Personal injury cases make up one of the largest areas of civil law. This in itself can make it difficult to pin down the proper approach for a case. However, there’s another factor that can affect how you go about filing for a settlement—whether you’re pursuing a claim or a lawsuit. Though they might sound similar, they represent two very different legal processes and are crucial to know if you want to make the most of the system. This is the difference between a personal injury claim and lawsuit, and how to tackle each one respectively.
Personal Injury Claims
To start off, a personal injury claim is the initial process of working out a settlement amount for the injuries you sustained in an accident. This discussion primarily happens between you, the party who is at fault, and that individual’s insurance company. As such, brushing up on the basics of a claim will be a vital thing to do before you start filing. Some of these include how long you should wait to file, how much it costs to get the ball rolling, and whether you should hire a lawyer to help you.

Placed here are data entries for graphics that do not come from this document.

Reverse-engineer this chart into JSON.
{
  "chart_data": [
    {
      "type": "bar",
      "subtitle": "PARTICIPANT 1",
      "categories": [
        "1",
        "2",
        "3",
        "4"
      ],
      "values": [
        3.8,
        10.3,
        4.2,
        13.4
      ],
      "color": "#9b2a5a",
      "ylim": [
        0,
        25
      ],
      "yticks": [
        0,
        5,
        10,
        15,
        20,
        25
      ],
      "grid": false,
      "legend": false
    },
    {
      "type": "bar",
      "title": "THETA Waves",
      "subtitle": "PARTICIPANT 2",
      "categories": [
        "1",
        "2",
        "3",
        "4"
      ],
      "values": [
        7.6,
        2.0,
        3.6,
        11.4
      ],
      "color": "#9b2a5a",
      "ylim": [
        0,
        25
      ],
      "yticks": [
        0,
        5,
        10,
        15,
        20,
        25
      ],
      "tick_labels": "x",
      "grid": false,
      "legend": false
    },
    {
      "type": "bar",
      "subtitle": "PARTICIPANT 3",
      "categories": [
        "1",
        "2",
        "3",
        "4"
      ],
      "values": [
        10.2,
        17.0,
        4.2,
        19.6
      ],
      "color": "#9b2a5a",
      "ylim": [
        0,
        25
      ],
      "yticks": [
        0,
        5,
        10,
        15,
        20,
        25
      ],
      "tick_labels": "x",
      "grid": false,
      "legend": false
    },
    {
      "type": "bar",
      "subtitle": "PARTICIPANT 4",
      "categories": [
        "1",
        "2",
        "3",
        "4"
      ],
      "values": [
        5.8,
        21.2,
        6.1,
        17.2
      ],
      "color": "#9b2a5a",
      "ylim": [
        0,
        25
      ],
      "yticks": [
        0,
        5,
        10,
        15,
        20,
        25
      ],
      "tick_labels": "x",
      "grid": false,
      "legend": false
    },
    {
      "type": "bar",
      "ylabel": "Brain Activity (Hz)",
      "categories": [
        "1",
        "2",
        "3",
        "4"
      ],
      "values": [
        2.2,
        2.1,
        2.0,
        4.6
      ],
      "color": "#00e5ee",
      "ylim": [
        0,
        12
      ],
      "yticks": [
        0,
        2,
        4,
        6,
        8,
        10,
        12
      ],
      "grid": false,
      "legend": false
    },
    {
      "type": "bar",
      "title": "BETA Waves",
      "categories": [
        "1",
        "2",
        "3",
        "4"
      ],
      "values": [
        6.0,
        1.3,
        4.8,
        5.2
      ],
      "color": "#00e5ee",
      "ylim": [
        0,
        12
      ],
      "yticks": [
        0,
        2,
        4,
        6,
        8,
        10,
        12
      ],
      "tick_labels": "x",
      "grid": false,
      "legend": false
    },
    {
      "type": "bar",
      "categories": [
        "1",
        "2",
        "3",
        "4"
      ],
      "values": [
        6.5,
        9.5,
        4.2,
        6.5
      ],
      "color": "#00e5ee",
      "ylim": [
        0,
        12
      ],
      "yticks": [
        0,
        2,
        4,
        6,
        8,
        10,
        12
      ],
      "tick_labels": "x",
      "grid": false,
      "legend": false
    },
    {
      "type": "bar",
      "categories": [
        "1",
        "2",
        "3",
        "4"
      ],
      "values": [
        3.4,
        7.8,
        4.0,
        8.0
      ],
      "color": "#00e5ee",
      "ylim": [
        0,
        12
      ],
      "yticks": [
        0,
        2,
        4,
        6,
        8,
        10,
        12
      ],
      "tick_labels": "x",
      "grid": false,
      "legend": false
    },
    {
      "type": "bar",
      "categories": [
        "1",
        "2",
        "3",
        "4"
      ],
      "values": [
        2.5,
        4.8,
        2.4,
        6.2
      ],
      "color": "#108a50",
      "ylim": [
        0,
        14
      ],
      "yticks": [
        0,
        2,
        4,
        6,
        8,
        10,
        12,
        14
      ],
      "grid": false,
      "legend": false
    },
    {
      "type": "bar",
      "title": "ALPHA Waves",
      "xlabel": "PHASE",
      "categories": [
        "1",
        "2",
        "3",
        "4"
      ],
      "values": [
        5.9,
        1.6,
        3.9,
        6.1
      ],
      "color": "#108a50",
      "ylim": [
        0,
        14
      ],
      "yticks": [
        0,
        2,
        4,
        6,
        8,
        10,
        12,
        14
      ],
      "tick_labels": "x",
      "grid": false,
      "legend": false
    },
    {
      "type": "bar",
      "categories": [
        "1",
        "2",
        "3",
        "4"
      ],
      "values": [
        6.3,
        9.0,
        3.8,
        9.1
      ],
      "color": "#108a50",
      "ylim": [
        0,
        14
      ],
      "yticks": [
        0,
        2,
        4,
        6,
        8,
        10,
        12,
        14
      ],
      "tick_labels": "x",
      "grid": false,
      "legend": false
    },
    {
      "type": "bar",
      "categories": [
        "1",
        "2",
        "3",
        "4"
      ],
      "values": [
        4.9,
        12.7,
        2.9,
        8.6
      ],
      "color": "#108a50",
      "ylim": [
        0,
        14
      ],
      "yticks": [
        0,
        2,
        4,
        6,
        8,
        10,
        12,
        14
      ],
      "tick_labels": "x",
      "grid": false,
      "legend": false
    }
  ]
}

It’s also important to note that claims don’t often involve the court system because they deal with civil agreements rather than crimes. However, should you be unable to reach a fair settlement, you can escalate your claim and pursue an official lawsuit against the insurance company.
Personal Injury Lawsuits
Personal injury lawsuits, on the other hand, are what occur after the claim has failed—which is the primary difference between it and a personal injury claim. So, if you and the insurance company can’t come to a fair agreement for what you’re owed, you can file a lawsuit to take them to court. This process allows you to more strongly fight for your compensation by putting the decision in the hands of a jury. After presenting all evidence involved in the case, this group of individuals will then have the ability to decide how much you should be awarded.
Lawsuits can be effective when an insurance company tries to minimize their client’s fault in a case. However, they also tend to take the longest due to the various moving parts that make up a trial.